We believe that when cultural organizations and local businesses work together, amazing things can happen, but too often, each sector operates independently, unaware of the incredible missed opportunities for creating connected communities right in front of them.
One element of our new Be Here: Main Street (#bHereMainSt) partnership with the Smithsonian’s Museum on Main Street program is to encourage GLAMS to reach across the proverbial isle, bringing together community museums and libraries with businesses, from restaurants to hardware stores and gift shops. Why would this be an imperative?
There’s something deeper than the obvious opportunity for potential sponsorship. Small businesses depend on positive word of mouth for sustainability. Small museums often rely on the knowledge of residents to direct people to their facilities. With that in mind, ponder this coffee shop scenario:
A tourist arrives for a bite to eat, has a nice meal, and asks the waitress what she should do in town. The waitress recommends the local museum. In fact, there is a brochure and postcard for the local museum at the cash register that she promptly returns to the tourist. The visitor then walks to the museum and, in turn, chats with museum staff about any local stores that might sell a speciality item. The visitor receives an impassioned endorsement about a local antique shop that might have her desired object.

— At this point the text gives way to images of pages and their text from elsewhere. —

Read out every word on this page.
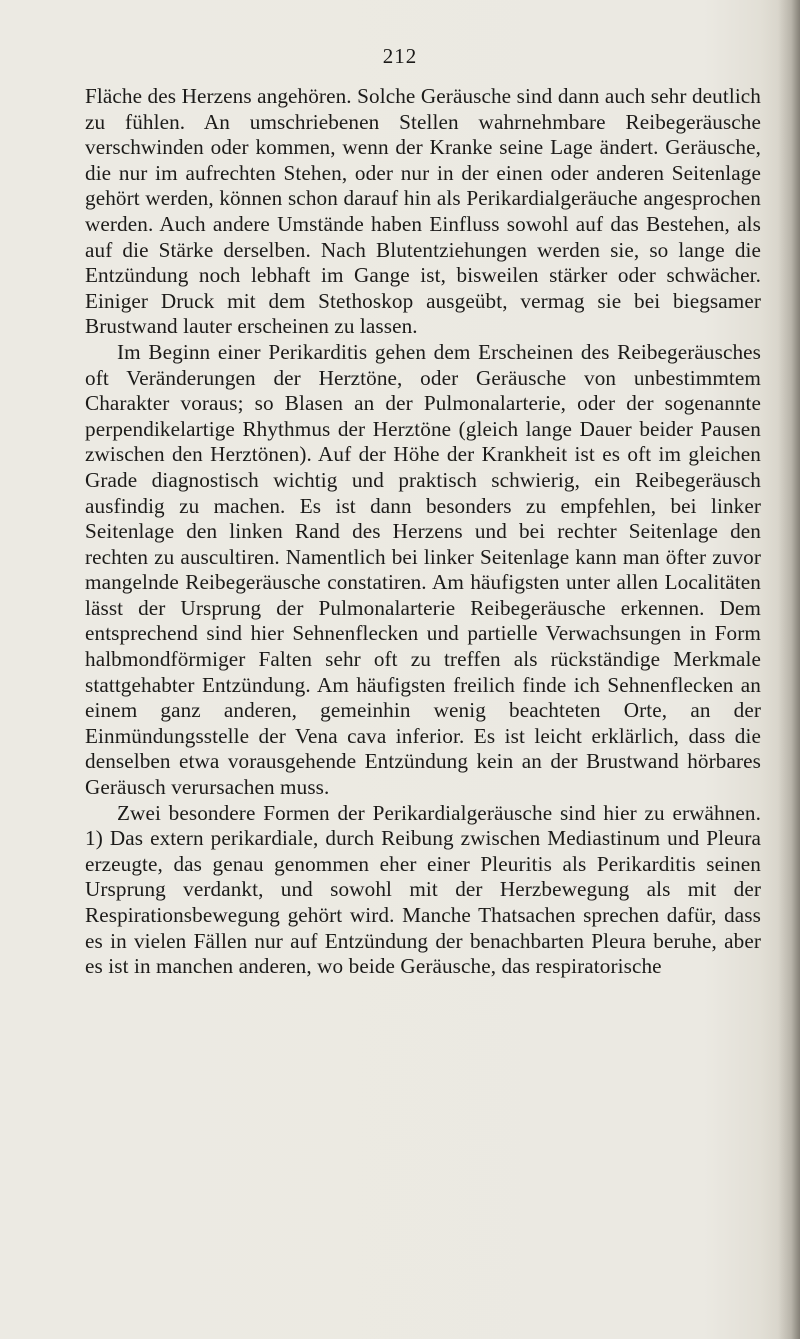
212

Fläche des Herzens angehören. Solche Geräusche sind dann auch sehr deutlich zu fühlen. An umschriebenen Stellen wahrnehmbare Reibegeräusche verschwinden oder kommen, wenn der Kranke seine Lage ändert. Geräusche, die nur im aufrechten Stehen, oder nur in der einen oder anderen Seitenlage gehört werden, können schon darauf hin als Perikardialgeräuche angesprochen werden. Auch andere Umstände haben Einfluss sowohl auf das Bestehen, als auf die Stärke derselben. Nach Blutentziehungen werden sie, so lange die Entzündung noch lebhaft im Gange ist, bisweilen stärker oder schwächer. Einiger Druck mit dem Stethoskop ausgeübt, vermag sie bei biegsamer Brustwand lauter erscheinen zu lassen.

Im Beginn einer Perikarditis gehen dem Erscheinen des Reibegeräusches oft Veränderungen der Herztöne, oder Geräusche von unbestimmtem Charakter voraus; so Blasen an der Pulmonalarterie, oder der sogenannte perpendikelartige Rhythmus der Herztöne (gleich lange Dauer beider Pausen zwischen den Herztönen). Auf der Höhe der Krankheit ist es oft im gleichen Grade diagnostisch wichtig und praktisch schwierig, ein Reibegeräusch ausfindig zu machen. Es ist dann besonders zu empfehlen, bei linker Seitenlage den linken Rand des Herzens und bei rechter Seitenlage den rechten zu auscultiren. Namentlich bei linker Seitenlage kann man öfter zuvor mangelnde Reibegeräusche constatiren. Am häufigsten unter allen Localitäten lässt der Ursprung der Pulmonalarterie Reibegeräusche erkennen. Dem entsprechend sind hier Sehnenflecken und partielle Verwachsungen in Form halbmondförmiger Falten sehr oft zu treffen als rückständige Merkmale stattgehabter Entzündung. Am häufigsten freilich finde ich Sehnenflecken an einem ganz anderen, gemeinhin wenig beachteten Orte, an der Einmündungsstelle der Vena cava inferior. Es ist leicht erklärlich, dass die denselben etwa vorausgehende Entzündung kein an der Brustwand hörbares Geräusch verursachen muss.

Zwei besondere Formen der Perikardialgeräusche sind hier zu erwähnen. 1) Das extern perikardiale, durch Reibung zwischen Mediastinum und Pleura erzeugte, das genau genommen eher einer Pleuritis als Perikarditis seinen Ursprung verdankt, und sowohl mit der Herzbewegung als mit der Respirationsbewegung gehört wird. Manche Thatsachen sprechen dafür, dass es in vielen Fällen nur auf Entzündung der benachbarten Pleura beruhe, aber es ist in manchen anderen, wo beide Geräusche, das respiratorische
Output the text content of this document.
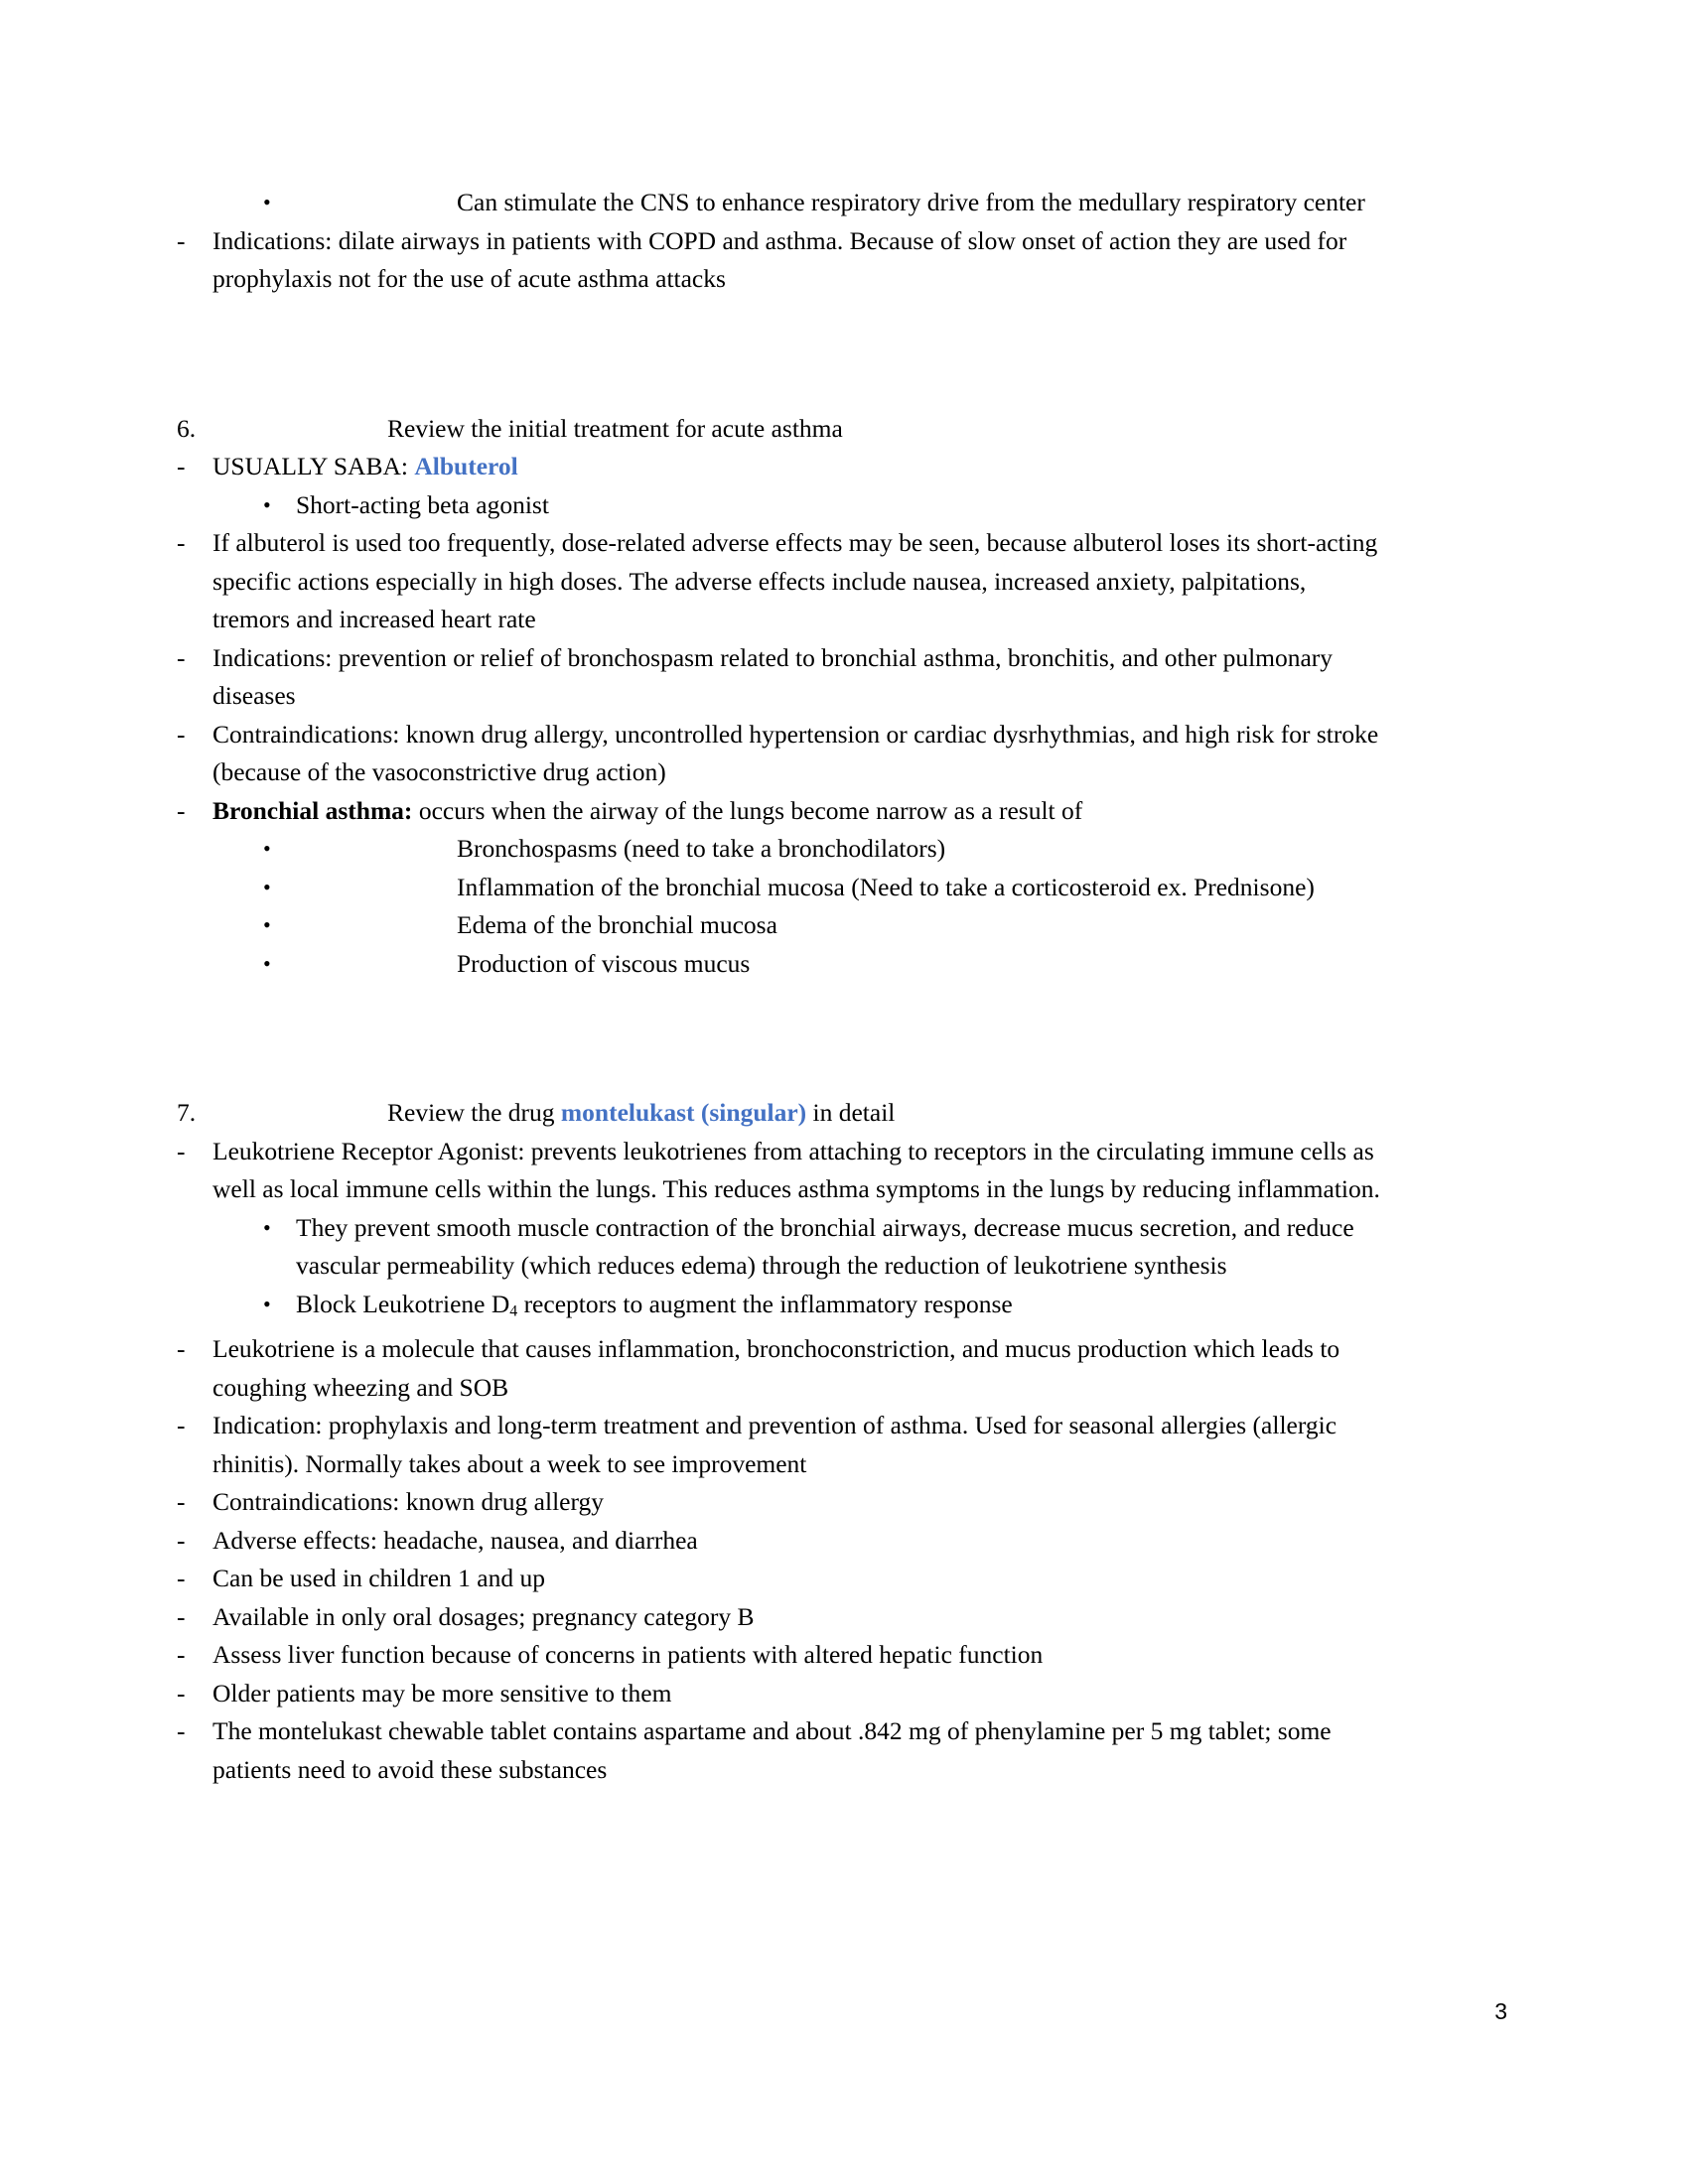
•	Can stimulate the CNS to enhance respiratory drive from the medullary respiratory center
-	Indications: dilate airways in patients with COPD and asthma. Because of slow onset of action they are used for prophylaxis not for the use of acute asthma attacks
6.	Review the initial treatment for acute asthma
-	USUALLY SABA: Albuterol
• Short-acting beta agonist
-	If albuterol is used too frequently, dose-related adverse effects may be seen, because albuterol loses its short-acting specific actions especially in high doses. The adverse effects include nausea, increased anxiety, palpitations, tremors and increased heart rate
-	Indications: prevention or relief of bronchospasm related to bronchial asthma, bronchitis, and other pulmonary diseases
-	Contraindications: known drug allergy, uncontrolled hypertension or cardiac dysrhythmias, and high risk for stroke (because of the vasoconstrictive drug action)
-	Bronchial asthma: occurs when the airway of the lungs become narrow as a result of
•	Bronchospasms (need to take a bronchodilators)
•	Inflammation of the bronchial mucosa (Need to take a corticosteroid ex. Prednisone)
•	Edema of the bronchial mucosa
•	Production of viscous mucus
7.	Review the drug montelukast (singular) in detail
-	Leukotriene Receptor Agonist: prevents leukotrienes from attaching to receptors in the circulating immune cells as well as local immune cells within the lungs. This reduces asthma symptoms in the lungs by reducing inflammation.
• They prevent smooth muscle contraction of the bronchial airways, decrease mucus secretion, and reduce vascular permeability (which reduces edema) through the reduction of leukotriene synthesis
• Block Leukotriene $D_4$ receptors to augment the inflammatory response
-	Leukotriene is a molecule that causes inflammation, bronchoconstriction, and mucus production which leads to coughing wheezing and SOB
-	Indication: prophylaxis and long-term treatment and prevention of asthma. Used for seasonal allergies (allergic rhinitis). Normally takes about a week to see improvement
-	Contraindications: known drug allergy
-	Adverse effects: headache, nausea, and diarrhea
-	Can be used in children 1 and up
-	Available in only oral dosages; pregnancy category B
-	Assess liver function because of concerns in patients with altered hepatic function
-	Older patients may be more sensitive to them
-	The montelukast chewable tablet contains aspartame and about .842 mg of phenylamine per 5 mg tablet; some patients need to avoid these substances
3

This scenario plays out organically on main streets and towns across the world, but more often than not, it’s a random series of one-off conversations. What if that collaboration between cultural organizations and local businesses was well crafted? What if the museum offered a coupon for lunch at restaurant A, and restaurant A offered a 10% discount for the museum’s gift shop? What if the same restaurant offered lunchtime lectures from staffers at the museum? What if both the restaurant and the museum were included on a tour of the town? What if, now this is REALLY crazy, the museum actually featured some of the stories of the local business owners? Or, even crazier, if the restaurant’s menu was inspired by the collections at the local museum. We could go on and on . . .
These are all things we’d like to see transpire through the Be Here: Main Street project. But, there has to be a first step, and that initial step is just to make conversations happen. Here are a couple of tips for getting businesses involved with your community project, provided by Julie Heath, Director of Strategy & Partnerships at Conservation Center for Art and Historic Artifacts.
In order to approach businesses in your community, know the local business landscape:
- Identify the top 20 employers in your town. These are the businesses that rely on your community as a source of talent, for services for their employees, for word-of-mouth reputation, and for civic buy-in regarding their presence and growth. They likely want to be seen as part of their community.
- Make a two-column list: One column “B2B” and one column “B2C.” Sort each employer into the appropriate column by asking, “does this company sell its product or service to other companies or to individual people?” If a company sells to companies, its business model is called B2B (business to business). If it sells to individuals, it’s called B2C. It’s important to understand that an employer may have different relationships with its community based on its business model. Your job as a community partner or sponsored prospect/recipient is to determine what type of relationship(s) that company wants to have with its community.
Good to keep in mind:
- B2B businesses’ products and services are sometimes less obvious to the community member than B2C products and services.
- B2B businesses sometimes have higher profit margins than B2C businesses.
- These two factors together can make B2B businesses better sponsorship prospects, provided you can figure out who you should speak with at the company.